Secondo la leggenda, Albunea offrì in vendita a uno dei primi re di Roma, Tarquinio il Superbo, 9 di questi libri provenienti dalla Sibilla Cumana. Poichè questi si rifiutò di acquistarli, la misteriosa vecchia ne distrusse 3 e offrì gli altri allo stesso prezzo. Dopo un nuovo rifiuto, ne distrusse altri 3 e offrì gli ultimi, che finalmente, per consiglio di tutti i sacerdoti romani, furono acquistati e gelosamente conservati a Roma nel tempio di Giove Capitolino.

Nell’anno 85 a.c. la raccolta andò bruciata a seguito di un incendio sul campidoglio e venne sostituita da una nuova raccolta di libri sibillini, quelli della Sibilla Albunea Tiburtina, che l’Imperatore Augusto fece depositare in una teca aurea sul tempio di Apollo sul Palatino, dove rimase in uso fino a 363 d.C, data dell’ultima consultazione conosciuta.

La Sibilla Tiburtina è ricordata come una delle sibille più famose. Secondo la leggenda, infatti, profetizzò la nascita di Gesù Cristo al mondo classico: “Nascetur Christus in Bethlem, annuntiabitur in Nazareth, regnante tauro pacifico cundatore quietis, oh felix illa mulier cuius libera ispum lactabunt”.

Lo storico romano Svetonio narra che l’imperatore Ottaviano Augusto, acclamato dal popolo con l’appellativo divus, si rivolse ad Albunea, la Sibilla, chiedendole se avesse potuto farsi adorare come un dio. La Sibilla impose a Ottaviano 3 giorni di digiuno, in seguito ai quali profetizzò la nascita di Cristo, l’unico Dio al quale anche l’imperatore avrebbe dovuto offrire un sacrificio. Augusto donò un altare che fu collocato nella chiesa Romana posta sul colle capitolino, che prese il nome di Ara Coeli (altare del cielo).

Nei secoli successivi il destino del tempio si  collega alla presenza ecclesiatica, nella forma delle diaconie, che  rappresentano la prima e vera istituzione assistenziale dell’antichità.
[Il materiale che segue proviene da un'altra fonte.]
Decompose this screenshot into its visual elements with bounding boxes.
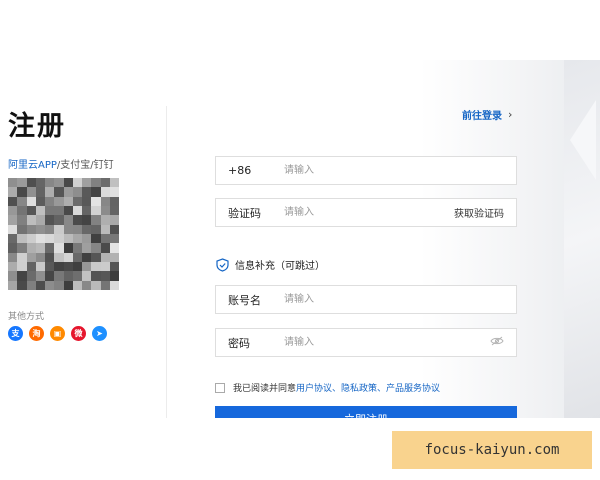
- password-field: 密码: [215, 328, 517, 357]
- info-supplement[interactable]: 信息补充（可跳过）: [216, 257, 325, 272]
- eye-icon[interactable]: [490, 336, 516, 349]
- code-label: 验证码: [228, 206, 261, 220]
- chevron-right-icon: ›: [508, 108, 513, 121]
- verification-code-field: 验证码 获取验证码: [215, 198, 517, 227]
- page-title: 注册: [8, 111, 66, 142]
- goto-login-link[interactable]: 前往登录 ›: [462, 107, 512, 122]
- scan-apps-text: 阿里云APP/支付宝/钉钉: [8, 156, 114, 171]
- phone-field: +86: [215, 156, 517, 185]
- password-label: 密码: [228, 336, 250, 350]
- qr-code: [8, 178, 119, 290]
- goto-login-label: 前往登录: [462, 111, 502, 122]
- agreement-links[interactable]: 用户协议、隐私政策、产品服务协议: [296, 381, 440, 394]
- vertical-divider: [166, 106, 167, 418]
- watermark: focus-kaiyun.com: [392, 431, 592, 469]
- background-decoration-shape: [570, 100, 596, 180]
- agreement-row: 我已阅读并同意 用户协议、隐私政策、产品服务协议: [215, 381, 440, 394]
- other-apps-text: /支付宝/钉钉: [56, 160, 114, 171]
- weibo-icon[interactable]: 微: [71, 326, 86, 341]
- get-code-button[interactable]: 获取验证码: [454, 205, 516, 220]
- agreement-checkbox[interactable]: [215, 382, 225, 393]
- social-login-icons: 支淘 ▣ 微 ➤: [8, 326, 107, 341]
- country-code[interactable]: +86: [216, 164, 272, 177]
- register-card: 注册 阿里云APP/支付宝/钉钉 其他方式 支淘 ▣ 微 ➤ 前往登录 ›: [0, 60, 600, 418]
- account-field: 账号名: [215, 285, 517, 314]
- dingtalk-icon[interactable]: ➤: [92, 326, 107, 341]
- phone-input[interactable]: [272, 164, 516, 177]
- password-input[interactable]: [272, 336, 490, 349]
- code-input[interactable]: [272, 206, 454, 219]
- other-methods-label: 其他方式: [8, 312, 45, 322]
- tmall-login-icon[interactable]: ▣: [50, 326, 65, 341]
- account-input[interactable]: [272, 293, 516, 306]
- shield-check-icon: [216, 257, 229, 272]
- aliyun-app-link[interactable]: 阿里云APP: [8, 160, 57, 171]
- agreement-prefix: 我已阅读并同意: [233, 384, 297, 394]
- alipay-icon[interactable]: 支: [8, 326, 23, 341]
- taobao-icon[interactable]: 淘: [29, 326, 44, 341]
- info-supplement-label: 信息补充（可跳过）: [235, 261, 325, 272]
- account-label: 账号名: [228, 293, 261, 307]
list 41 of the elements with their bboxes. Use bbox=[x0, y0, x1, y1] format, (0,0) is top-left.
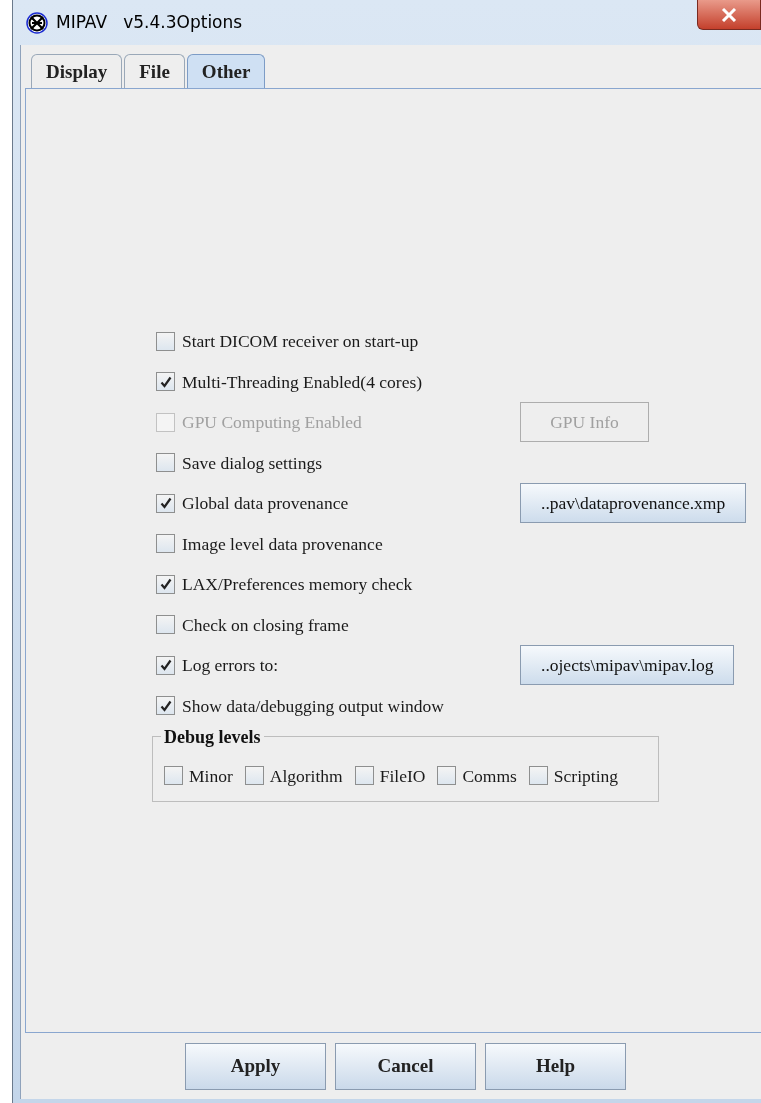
option-label: Global data provenance bbox=[182, 492, 349, 516]
option-label: FileIO bbox=[379, 764, 426, 788]
checkbox[interactable] bbox=[164, 766, 183, 786]
option-label: Log errors to: bbox=[182, 654, 279, 678]
checkbox[interactable] bbox=[156, 696, 175, 716]
checkbox[interactable] bbox=[156, 615, 175, 635]
option-label: Save dialog settings bbox=[182, 451, 322, 475]
app-icon bbox=[26, 11, 48, 34]
path-button[interactable]: ..ojects\mipav\mipav.log bbox=[520, 645, 735, 686]
option-label: Show data/debugging output window bbox=[182, 694, 444, 718]
tab[interactable]: Other bbox=[186, 53, 266, 88]
checkbox[interactable] bbox=[244, 766, 264, 786]
checkbox[interactable] bbox=[156, 574, 175, 594]
option-label: Scripting bbox=[553, 764, 618, 788]
checkbox[interactable] bbox=[156, 331, 175, 351]
option-label: Comms bbox=[462, 764, 517, 788]
checkbox[interactable] bbox=[156, 453, 175, 473]
checkbox[interactable] bbox=[156, 534, 175, 554]
window-title: MIPAV v5.4.3Options bbox=[56, 10, 243, 34]
dialog-button[interactable]: Apply bbox=[185, 1042, 326, 1090]
option-label: Image level data provenance bbox=[182, 532, 383, 556]
option-label: Check on closing frame bbox=[182, 613, 349, 637]
close-button[interactable] bbox=[697, 0, 761, 30]
checkbox[interactable] bbox=[528, 766, 548, 786]
close-icon bbox=[721, 7, 737, 22]
checkbox[interactable] bbox=[156, 655, 175, 675]
dialog-button[interactable]: Cancel bbox=[335, 1042, 476, 1090]
option-label: Multi-Threading Enabled(4 cores) bbox=[182, 370, 423, 394]
tab[interactable]: File bbox=[124, 53, 185, 88]
option-label: Algorithm bbox=[269, 764, 343, 788]
checkbox[interactable] bbox=[156, 493, 175, 513]
checkbox[interactable] bbox=[437, 766, 457, 786]
path-button[interactable]: ..pav\dataprovenance.xmp bbox=[520, 483, 747, 524]
checkbox[interactable] bbox=[354, 766, 374, 786]
option-label: Start DICOM receiver on start-up bbox=[182, 330, 419, 354]
checkbox[interactable] bbox=[156, 372, 175, 392]
option-label: GPU Computing Enabled bbox=[182, 411, 362, 435]
option-label: Minor bbox=[189, 764, 233, 788]
tab[interactable]: Display bbox=[31, 53, 123, 88]
dialog-button[interactable]: Help bbox=[485, 1042, 626, 1090]
option-label: LAX/Preferences memory check bbox=[182, 573, 413, 597]
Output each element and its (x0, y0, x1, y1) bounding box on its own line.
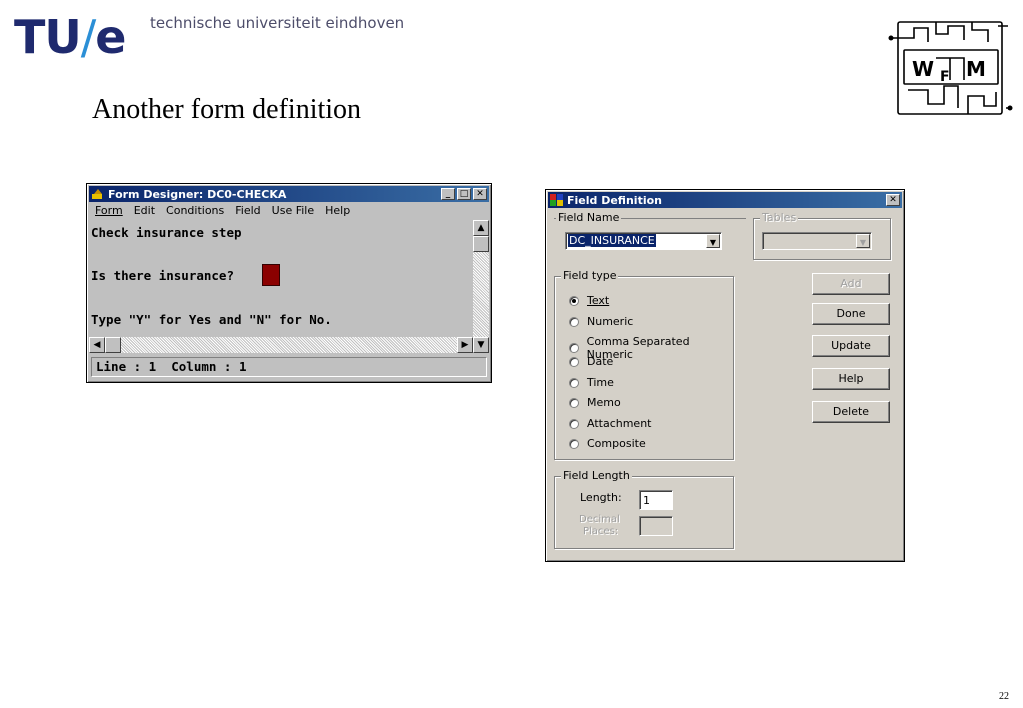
radio-time-indicator[interactable] (569, 377, 579, 388)
insurance-field-placeholder[interactable] (262, 264, 280, 286)
wfm-logo: W F M (888, 21, 1013, 115)
field-name-dropdown-arrow[interactable]: ▼ (706, 234, 720, 248)
menu-help[interactable]: Help (325, 204, 350, 217)
field-type-group: Field type Text Numeric Comma Separated … (554, 269, 734, 460)
wfm-m: M (966, 57, 986, 81)
editor-line-2: Is there insurance? (91, 268, 234, 283)
editor-line-1: Check insurance step (91, 225, 242, 240)
menu-help-label: Help (325, 204, 351, 217)
menu-conditions-label: Conditions (166, 204, 225, 217)
dialog-close-button[interactable]: ✕ (886, 194, 900, 206)
length-value: 1 (643, 494, 650, 507)
university-name: technische universiteit eindhoven (150, 14, 405, 32)
field-name-value: DC_INSURANCE (568, 234, 656, 247)
radio-time-label: Time (587, 376, 614, 389)
form-editor-area[interactable]: Check insurance step Is there insurance?… (89, 220, 473, 337)
menu-use-file-label: Use File (271, 204, 315, 217)
radio-date-label: Date (587, 355, 614, 368)
logo-slash: / (80, 10, 96, 64)
field-definition-dialog: Field Definition ✕ Field Name DC_INSURAN… (545, 189, 905, 562)
wfm-f: F (940, 69, 950, 85)
menu-edit-label: Edit (133, 204, 156, 217)
tables-dropdown-arrow: ▼ (856, 234, 870, 248)
form-designer-app-icon (91, 188, 105, 200)
scroll-right-button[interactable]: ▶ (457, 337, 473, 353)
slide-title: Another form definition (92, 94, 362, 125)
field-type-label: Field type (561, 269, 619, 282)
menu-edit[interactable]: Edit (134, 204, 155, 217)
radio-text[interactable]: Text (569, 294, 609, 307)
update-button[interactable]: Update (812, 335, 890, 357)
menu-form-label: Form (95, 204, 123, 217)
decimal-places-label-1: Decimal (579, 514, 620, 525)
decimal-places-label-2: Places: (583, 526, 619, 537)
radio-composite[interactable]: Composite (569, 437, 646, 450)
radio-text-indicator[interactable] (569, 295, 579, 306)
radio-date[interactable]: Date (569, 355, 613, 368)
horizontal-scrollbar[interactable]: ◀ ▶ (89, 337, 473, 353)
tue-logo: TU/e (14, 14, 126, 60)
editor-line-3: Type "Y" for Yes and "N" for No. (91, 312, 332, 327)
radio-attachment-indicator[interactable] (569, 418, 579, 429)
maximize-button[interactable]: □ (457, 188, 471, 200)
menu-field-label: Field (235, 204, 261, 217)
radio-composite-label: Composite (587, 437, 646, 450)
wfm-w: W (912, 57, 934, 81)
tables-label: Tables (760, 211, 799, 224)
radio-numeric-indicator[interactable] (569, 316, 579, 327)
status-text: Line : 1 Column : 1 (96, 359, 247, 374)
delete-button[interactable]: Delete (812, 401, 890, 423)
done-button[interactable]: Done (812, 303, 890, 325)
radio-memo-indicator[interactable] (569, 397, 579, 408)
vertical-scroll-thumb[interactable] (473, 236, 489, 252)
field-length-group: Field Length Length: 1 Decimal Places: (554, 469, 734, 549)
radio-text-label: Text (587, 294, 610, 307)
radio-time[interactable]: Time (569, 376, 614, 389)
field-definition-app-icon (550, 194, 564, 206)
form-designer-titlebar[interactable]: Form Designer: DC0-CHECKA _ □ ✕ (89, 186, 489, 202)
radio-date-indicator[interactable] (569, 356, 579, 367)
help-button[interactable]: Help (812, 368, 890, 390)
field-length-label: Field Length (561, 469, 632, 482)
scroll-down-button[interactable]: ▼ (473, 337, 489, 353)
decimal-places-input (639, 516, 673, 536)
length-input[interactable]: 1 (639, 490, 673, 510)
minimize-button[interactable]: _ (441, 188, 455, 200)
radio-attachment[interactable]: Attachment (569, 417, 652, 430)
radio-memo-label: Memo (587, 396, 621, 409)
field-name-label: Field Name (556, 211, 622, 224)
scroll-up-button[interactable]: ▲ (473, 220, 489, 236)
length-label: Length: (580, 491, 622, 504)
form-designer-menubar: Form Edit Conditions Field Use File Help (89, 202, 489, 219)
scroll-left-button[interactable]: ◀ (89, 337, 105, 353)
field-definition-title: Field Definition (567, 193, 662, 207)
page-number: 22 (999, 691, 1009, 702)
menu-field[interactable]: Field (235, 204, 260, 217)
field-definition-titlebar[interactable]: Field Definition ✕ (548, 192, 902, 208)
radio-attachment-label: Attachment (587, 417, 652, 430)
logo-tu: TU (14, 10, 82, 64)
radio-composite-indicator[interactable] (569, 438, 579, 449)
horizontal-scroll-thumb[interactable] (105, 337, 121, 353)
form-designer-title: Form Designer: DC0-CHECKA (108, 187, 287, 201)
vertical-scrollbar[interactable]: ▲ (473, 220, 489, 337)
logo-e: e (95, 10, 126, 64)
close-button[interactable]: ✕ (473, 188, 487, 200)
field-name-dropdown[interactable]: DC_INSURANCE ▼ (565, 232, 722, 250)
menu-conditions[interactable]: Conditions (166, 204, 224, 217)
menu-use-file[interactable]: Use File (272, 204, 314, 217)
menu-form[interactable]: Form (95, 204, 123, 217)
radio-comma-separated-numeric-indicator[interactable] (569, 343, 579, 353)
radio-memo[interactable]: Memo (569, 396, 621, 409)
form-designer-window: Form Designer: DC0-CHECKA _ □ ✕ Form Edi… (86, 183, 492, 383)
status-bar: Line : 1 Column : 1 (91, 357, 487, 377)
add-button[interactable]: Add (812, 273, 890, 295)
tables-dropdown: ▼ (762, 232, 872, 250)
radio-numeric[interactable]: Numeric (569, 315, 633, 328)
radio-numeric-label: Numeric (587, 315, 634, 328)
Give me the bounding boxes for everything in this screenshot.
La Chiesa locale sceglieva delle persone (diaconi) preposti all’assistenza materiale dei bisognosi da effettuarsi in un locale rionale (diaconia) dove la carità e l’assistenza potessero essere praticate.

Nacquero anche gli ospizi o xenodochi (ospizi per pellegrini), anticipazione degli ospedali medioevali; qui si curavano i viandanti debilitati dalle fatiche del viaggio ed ammalati.

L’importanza di assistere i pellegrini era tale che lo stesso Costantino nel 325 d. C., nel concilio di Nicea, stabilì che ogni città ne avesse almeno uno gestito da un monaco ed ubicato in un luogo appartato.

Tivoli, essendo una città di transito, aveva un forte esigenza di assistenza per i pellegrini ed i malati abbandonati e le prime Diaconie Tiburtine di cui si ha notizia furono quelle di S. Maria della Rotonda (Tempio di Vesta) e di S. Giorgio (Tempio della Sibilla).